Governments serving open societies face immense challenges in coping with these new developments. For example, they need to engage much more in international cooperation as many threats, as well as supply chains for critical technology components, are transnational in nature. This may not be an easy transition for governments who still consider intelligence as the last bastion of national sovereignty. Given the enormous troves of data at their disposal, information overload remains a security risk, too. Yet, one must not overlook an equally severe and arguably even more pressing risk for our democracies, namely the erosion of fundamental rights and civil liberties. When the widespread acceleration in surveillance activity is not matched by a genuine evolution of adequate checks and balances, this can have far worse effects for the social fabric of our societies than the threats the surveillance is meant to address.
Current investments in advanced surveillance capabilities are driven by new technological possibilities. Yet, modern surveillance techniques struggle immensely to build human rights, democratic governance and ethics into their source code. In order to avoid dystopian realities, the legal frameworks and the oversight toolkit urgently need to catch-up and investment in AI and supervisory technology for oversight are overdue.
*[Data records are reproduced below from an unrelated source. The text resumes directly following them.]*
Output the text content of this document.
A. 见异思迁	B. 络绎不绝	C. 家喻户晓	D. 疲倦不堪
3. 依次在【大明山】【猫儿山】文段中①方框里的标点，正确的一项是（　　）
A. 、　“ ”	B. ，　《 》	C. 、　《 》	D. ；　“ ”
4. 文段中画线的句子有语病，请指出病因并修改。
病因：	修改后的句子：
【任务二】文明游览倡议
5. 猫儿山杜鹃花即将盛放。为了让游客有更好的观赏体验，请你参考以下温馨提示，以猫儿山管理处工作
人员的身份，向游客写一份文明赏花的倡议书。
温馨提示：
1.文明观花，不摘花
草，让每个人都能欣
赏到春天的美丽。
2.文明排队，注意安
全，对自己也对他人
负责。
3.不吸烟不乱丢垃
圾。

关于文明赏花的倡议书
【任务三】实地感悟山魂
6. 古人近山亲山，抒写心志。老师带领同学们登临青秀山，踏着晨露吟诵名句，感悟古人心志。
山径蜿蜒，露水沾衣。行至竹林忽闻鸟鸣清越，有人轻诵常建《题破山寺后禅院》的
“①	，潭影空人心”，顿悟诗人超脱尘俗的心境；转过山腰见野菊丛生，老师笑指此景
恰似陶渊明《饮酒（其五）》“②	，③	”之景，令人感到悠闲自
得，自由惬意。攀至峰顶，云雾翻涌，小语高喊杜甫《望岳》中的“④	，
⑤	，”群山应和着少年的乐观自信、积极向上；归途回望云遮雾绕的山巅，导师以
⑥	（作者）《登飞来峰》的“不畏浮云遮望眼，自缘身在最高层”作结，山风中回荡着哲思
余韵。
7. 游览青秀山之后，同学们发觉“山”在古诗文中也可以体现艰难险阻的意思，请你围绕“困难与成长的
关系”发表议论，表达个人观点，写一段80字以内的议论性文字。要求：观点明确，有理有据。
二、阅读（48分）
As this case study on Germany's recent troubled history with mass surveillance in the context of foreign intelligence collection shows, this is far easier to proclaim than to implement. It takes enormous strength by a persistent civil society and an independent judiciary to create positive change. While, obviously, there can be legitimate government interests in surveillance, the executive branch in Germany exploited accountability gaps and resisted effective democratic control for far too long. Now, in late 2020 the German parliament has a unique chance to adopt intelligence legislation that meets the long list of safeguards required not just by the German Constitutional Court but also by similar jurisprudence from the European Court of Justice. This process will be interesting to watch from abroad, too. This is because the question of how personal data can and will be protected against disproportionate interference by the state will remain a decisive question not just in transatlantic and EU-UK data transfers but also for democracies in general.